Molly Wood: Obviously, this is not normal. It's kind of a combination of the number of companies concentrated in one area, the valuations and the way these companies pay their employees.
Kelman: Normally you wouldn't see so many companies go public all in one place. I believe the way most economists look at housing is they measure its affordability by looking at the ratio of the home price to wages, but that has been unhinged in the Bay Area. It doesn't matter what your salary is, you're using your stock to buy a house, and that stock is shooting through the roof.
Wood: It sounds like normally if there were a bunch of tech IPOs, there would be a sort of sense of euphoria maybe among real estate agents in San Francisco, let's say. But it sounds like you're saying that may not be the case here.
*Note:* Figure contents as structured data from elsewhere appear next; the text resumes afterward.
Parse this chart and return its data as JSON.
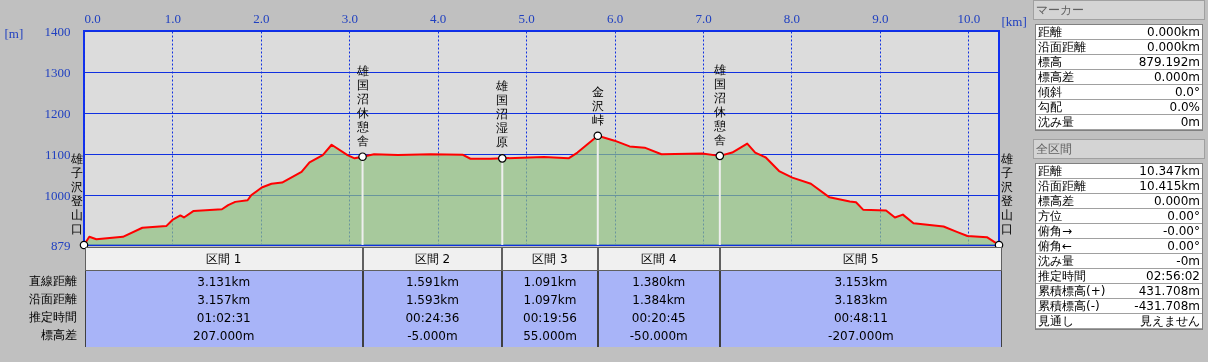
{
  "chart_data": [
    {
      "type": "area",
      "xlabel": "[km]",
      "ylabel": "[m]",
      "xlim": [
        0,
        10.347
      ],
      "ylim": [
        879,
        1400
      ],
      "xticks": [
        {
          "value": 0,
          "label": "0.0"
        },
        {
          "value": 1,
          "label": "1.0"
        },
        {
          "value": 2,
          "label": "2.0"
        },
        {
          "value": 3,
          "label": "3.0"
        },
        {
          "value": 4,
          "label": "4.0"
        },
        {
          "value": 5,
          "label": "5.0"
        },
        {
          "value": 6,
          "label": "6.0"
        },
        {
          "value": 7,
          "label": "7.0"
        },
        {
          "value": 8,
          "label": "8.0"
        },
        {
          "value": 9,
          "label": "9.0"
        },
        {
          "value": 10,
          "label": "10.0"
        }
      ],
      "yticks": [
        879,
        1000,
        1100,
        1200,
        1300,
        1400
      ],
      "grid": true,
      "series": [
        {
          "color": "#90c080",
          "x": [
            0,
            0.06,
            0.14,
            0.44,
            0.66,
            0.93,
            1.0,
            1.09,
            1.13,
            1.24,
            1.56,
            1.63,
            1.71,
            1.85,
            1.89,
            2.01,
            2.12,
            2.24,
            2.46,
            2.55,
            2.7,
            2.8,
            2.98,
            3.06,
            3.15,
            3.28,
            3.55,
            3.92,
            4.28,
            4.37,
            4.6,
            4.73,
            5.2,
            5.48,
            5.58,
            5.81,
            6.0,
            6.17,
            6.34,
            6.53,
            6.99,
            7.19,
            7.33,
            7.5,
            7.59,
            7.71,
            7.86,
            8.01,
            8.22,
            8.43,
            8.66,
            8.73,
            8.81,
            9.07,
            9.17,
            9.26,
            9.38,
            9.72,
            9.87,
            9.99,
            10.21,
            10.347
          ],
          "values": [
            879,
            899,
            893,
            899,
            921,
            925,
            940,
            951,
            946,
            962,
            966,
            976,
            984,
            988,
            1000,
            1019,
            1028,
            1031,
            1057,
            1080,
            1098,
            1123,
            1098,
            1090,
            1094,
            1100,
            1098,
            1100,
            1099,
            1089,
            1089,
            1090,
            1093,
            1090,
            1104,
            1145,
            1133,
            1119,
            1116,
            1100,
            1102,
            1096,
            1104,
            1126,
            1104,
            1092,
            1059,
            1043,
            1028,
            995,
            985,
            983,
            965,
            963,
            946,
            953,
            932,
            924,
            911,
            901,
            898,
            879
          ]
        }
      ],
      "ref_lines": [
        {
          "axis": "x",
          "value": 3.15,
          "label": "雄国沼休憩舎"
        },
        {
          "axis": "x",
          "value": 4.73,
          "label": "雄国沼湿原"
        },
        {
          "axis": "x",
          "value": 5.81,
          "label": "金沢峠"
        },
        {
          "axis": "x",
          "value": 7.19,
          "label": "雄国沼休憩舎"
        }
      ],
      "annotations": [
        {
          "text": "雄子沢登山口",
          "x": 0,
          "y": 879
        },
        {
          "text": "雄子沢登山口",
          "x": 10.347,
          "y": 879
        },
        "直線距離",
        "沿面距離",
        "推定時間",
        "標高差",
        "区間 1",
        "区間 2",
        "区間 3",
        "区間 4",
        "区間 5",
        "3.131km",
        "1.591km",
        "1.091km",
        "1.380km",
        "3.153km",
        "3.157km",
        "1.593km",
        "1.097km",
        "1.384km",
        "3.183km",
        "01:02:31",
        "00:24:36",
        "00:19:56",
        "00:20:45",
        "00:48:11",
        "207.000m",
        "-5.000m",
        "55.000m",
        "-50.000m",
        "-207.000m"
      ]
    },
    {
      "type": "other",
      "title": "マーカー",
      "annotations": [
        "距離",
        "0.000km",
        "沿面距離",
        "0.000km",
        "標高",
        "879.192m",
        "標高差",
        "0.000m",
        "傾斜",
        "0.0°",
        "勾配",
        "0.0%",
        "沈み量",
        "0m"
      ]
    },
    {
      "type": "other",
      "title": "全区間",
      "annotations": [
        "距離",
        "10.347km",
        "沿面距離",
        "10.415km",
        "標高差",
        "0.000m",
        "方位",
        "0.00°",
        "俯角→",
        "-0.00°",
        "俯角←",
        "0.00°",
        "沈み量",
        "-0m",
        "推定時間",
        "02:56:02",
        "累積標高(+)",
        "431.708m",
        "累積標高(-)",
        "-431.708m",
        "見通し",
        "見えません"
      ]
    }
  ]
}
Kelman: Yes, I think that stockbrokers and jewelers and people who sell expensive cars are very excited about this, but real estate agents feel maybe a sense of dread, that the bidding wars we've become accustomed to are going to go to a whole new level. The reason that's so is because you can make more jewels and cars, but houses, there are only a limited number of single-family homes in San Francisco. People are commuting two hours to teach at a school, to perform some other middle-class job, and we're not building the housing to let those people live near where they work.
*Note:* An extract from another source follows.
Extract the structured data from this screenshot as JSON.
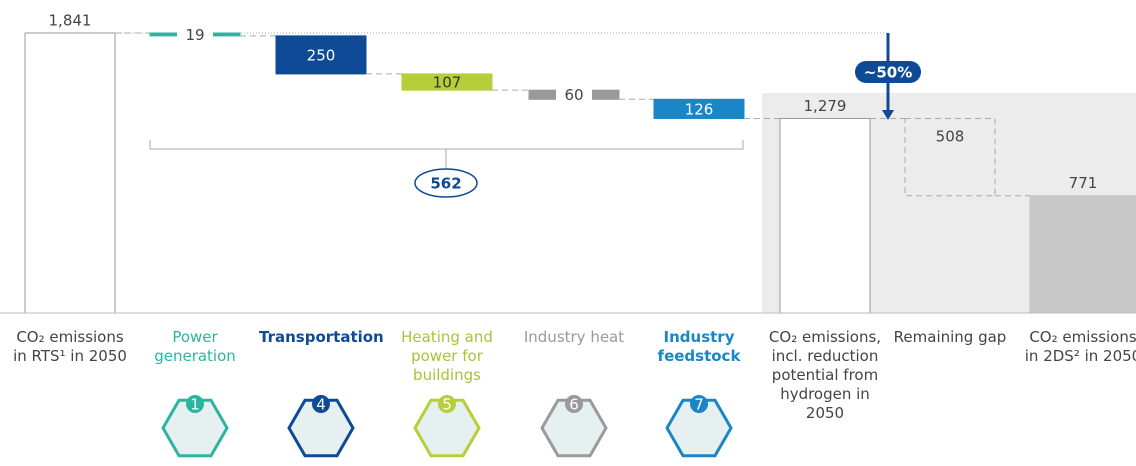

Wood: Forgive me if this sounds a little bit like wishful thinking as a renter in the Bay Area, but to what extent is this cyclical? Will San Francisco or even Oakland eventually have to become more affordable by default?
Kelman: The laws of supply and demand are already at work. That's why people are renting U-Hauls and driving to Oregon. I do think that at some point, when houses get too expensive, price increases will ameliorate. I think in some ways, whenever there's a huge tech rally, you always have some curmudgeon saying, "Wow, that bubble is going to burst." I think some of the people who are advocates for affordable housing, for middle-class housing, are leading the charge this time. I don't know if I want to characterize myself as a curmudgeon, but I left San Francisco to run Redfin 14 years ago, and I always planned to come back. One of my kids the other day said, "If we ever came back, do you think we could afford it?" I don't know, man. I don't know. If I'm worried about it, everybody else must be, too.